Oil production has successfully started at BP’s Argos offshore platform in the deepwater US Gulf of Mexico (GOM). Commissioning delays kept the facility from coming online in 2022 as originally planned. With a gross production capacity of up to 140,000 B/D, it is BP’s fifth platform in the GOM and the first new BP-operated production facility in the region since 2008. The semisubmersible platform ultimately will increase BP's gross operated production capacity in the GOM by an estimated 20%. BP expects production to ramp up through 2023.

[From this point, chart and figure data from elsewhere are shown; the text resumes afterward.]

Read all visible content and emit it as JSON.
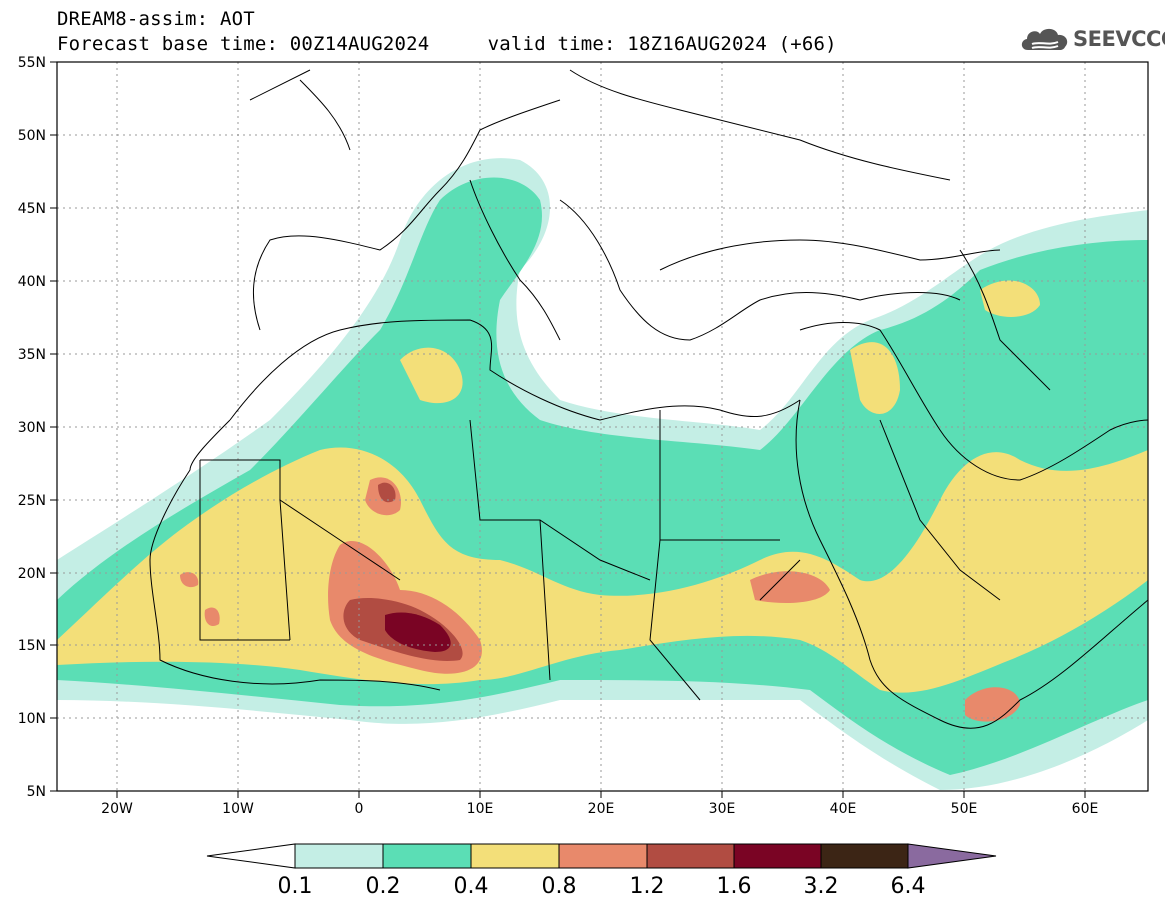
{
  "header": {
    "line1": "DREAM8-assim: AOT",
    "line2": "Forecast base time: 00Z14AUG2024     valid time: 18Z16AUG2024 (+66)"
  },
  "logo": {
    "text": "SEEVCCC",
    "icon": "cloud-icon",
    "color": "#555555"
  },
  "map": {
    "lon_range": [
      -25,
      65
    ],
    "lat_range": [
      5,
      55
    ],
    "lat_ticks": [
      "5N",
      "10N",
      "15N",
      "20N",
      "25N",
      "30N",
      "35N",
      "40N",
      "45N",
      "50N",
      "55N"
    ],
    "lon_ticks": [
      "20W",
      "10W",
      "0",
      "10E",
      "20E",
      "30E",
      "40E",
      "50E",
      "60E"
    ],
    "grid": true
  },
  "legend": {
    "labels": [
      "0.1",
      "0.2",
      "0.4",
      "0.8",
      "1.2",
      "1.6",
      "3.2",
      "6.4"
    ],
    "colors": [
      "#ffffff",
      "#c4eee5",
      "#5bdeb5",
      "#f3df79",
      "#e8896b",
      "#b14c42",
      "#7a0424",
      "#3c2515",
      "#8a6a9f"
    ]
  }
}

“The startup of Argos is a fantastic achievement that helps deliver our integrated energy strategy—investing in today’s energy system and, at the same time, investing in the energy transition,” said BP Chief Executive Bernard Looney. “As BP's most digital facility worldwide, applying our latest technologies, Argos will strengthen our key position in the Gulf of Mexico for years to come.”

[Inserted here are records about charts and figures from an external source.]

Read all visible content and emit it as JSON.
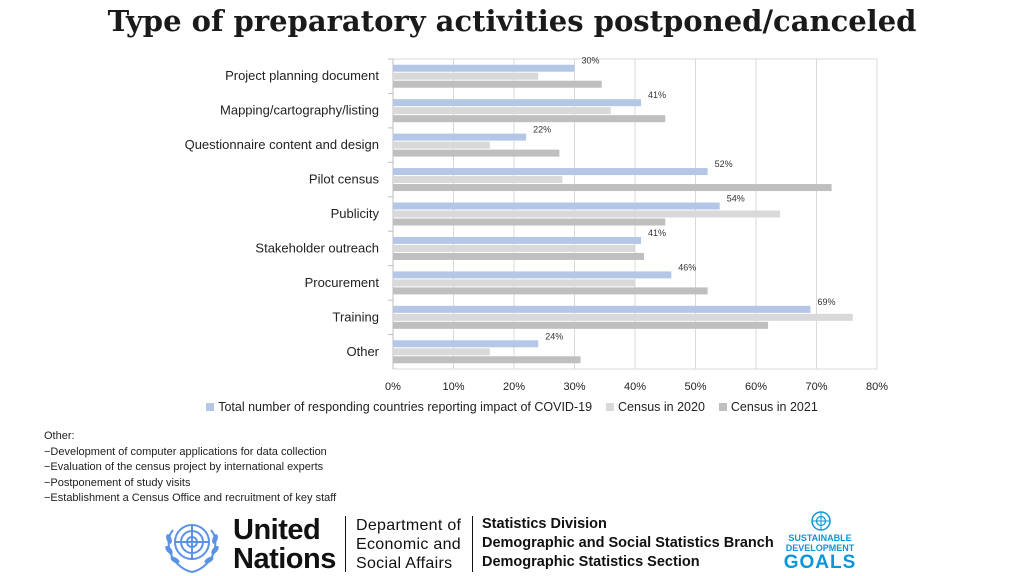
{
  "chart_data": {
    "type": "bar",
    "orientation": "horizontal",
    "title": "Type of preparatory activities postponed/canceled",
    "categories": [
      "Project planning document",
      "Mapping/cartography/listing",
      "Questionnaire content and design",
      "Pilot census",
      "Publicity",
      "Stakeholder outreach",
      "Procurement",
      "Training",
      "Other"
    ],
    "series": [
      {
        "name": "Total number of responding countries reporting impact of COVID-19",
        "color": "#b4c7e7",
        "values": [
          30,
          41,
          22,
          52,
          54,
          41,
          46,
          69,
          24
        ],
        "labels": [
          "30%",
          "41%",
          "22%",
          "52%",
          "54%",
          "41%",
          "46%",
          "69%",
          "24%"
        ]
      },
      {
        "name": "Census in 2020",
        "color": "#d9d9d9",
        "values": [
          24,
          36,
          16,
          28,
          64,
          40,
          40,
          76,
          16
        ]
      },
      {
        "name": "Census in 2021",
        "color": "#bfbfbf",
        "values": [
          34.5,
          45,
          27.5,
          72.5,
          45,
          41.5,
          52,
          62,
          31
        ]
      }
    ],
    "xlim": [
      0,
      80
    ],
    "xticks": [
      "0%",
      "10%",
      "20%",
      "30%",
      "40%",
      "50%",
      "60%",
      "70%",
      "80%"
    ],
    "grid": true,
    "legend_position": "bottom"
  },
  "notes": {
    "heading": "Other:",
    "items": [
      "−Development of computer applications for data collection",
      "−Evaluation of the census project by international experts",
      "−Postponement of study visits",
      "−Establishment a Census Office and recruitment of key staff"
    ]
  },
  "footer": {
    "un_line1": "United",
    "un_line2": "Nations",
    "desa_line1": "Department of",
    "desa_line2": "Economic and",
    "desa_line3": "Social Affairs",
    "stat_line1": "Statistics Division",
    "stat_line2": "Demographic and Social Statistics Branch",
    "stat_line3": "Demographic Statistics Section",
    "sdg_line1": "SUSTAINABLE",
    "sdg_line2": "DEVELOPMENT",
    "sdg_line3": "GOALS"
  },
  "colors": {
    "un_blue": "#5b92e5",
    "sdg_blue": "#0a97d9"
  }
}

The platform, located in Green Canyon Block 780, is the centerpiece of BP’s $9-billion Mad Dog Phase 2 project, which extends the life of the super-giant oil field discovered in 1998. It is one of nine high-margin major projects that the operator plans to start up by the end of 2025 globally.
Operating in 4,500 ft of water about 190 miles south of New Orleans, Louisiana, Argos stands 27 stories tall. The platform has a deck the length and width of an American football field and weighs more than 60,000 tons. The name Argos, chosen by the project team and an employee survey, is a reference to Odysseus’ loyal dog from Homer’s "The Odyssey" and a nod to the Mad Dog spar located 6 miles northeast.
“Projects like Argos don’t just happen,” said Ewan Drummond, senior vice president, projects, production, and operations for BP. “They take years of careful planning, execution excellence, and brilliant teamwork. Argos is key to our strategy of increasing our Gulf of Mexico production to around 400,000 barrels of oil equivalent per day by the middle of this decade.”
Argos is BP’s most digitally advanced platform operating in the GOM, featuring BP’s proprietary LoSal Enhanced Oil Recovery and Dynamic Digital Twin technologies. It boasts waterflood injection capacity of more than 140,000 B/D of low-salinity water to help increase oil recovery from the Mad Dog field. The platform also has a Dynamic Digital Twin, a BP patent-pending software that links complex data from the platform to 3D digital models of those systems, allowing remote operators wearing virtual reality headsets to access data in real time.
BP operates Argos with a 60.5% working interest. Co-owners include Woodside Energy (23.9%) and Chevron (15.6%).
The Mad Dog field, discovered in 1998, has been in production since 2005 through the Mad Dog production spar. Continued appraisal drilling in 2009 and 2011 doubled the resource estimate of the Mad Dog field to more than 5 billion BOE, creating the need for a second platform.
In the early 2010s, BP and partners simplified and standardized the original Argos design, reducing the overall project cost by about 60%. Construction began in March 2018 at Samsung Heavy Industries shipyard in South Korea. More than 15 million hours of work went into building the platform there.
The platform arrived at Kiewit Offshore Services fabrication yard in Ingleside, Texas, in April 2021 after taking a 2-month, 16,000-mile journey onboard the Boskalis BOKA Vanguard heavy transport vessel. After final preparations and regulatory inspections, Argos was towed 380 miles offshore to the wellsites for final hookup and commissioning work.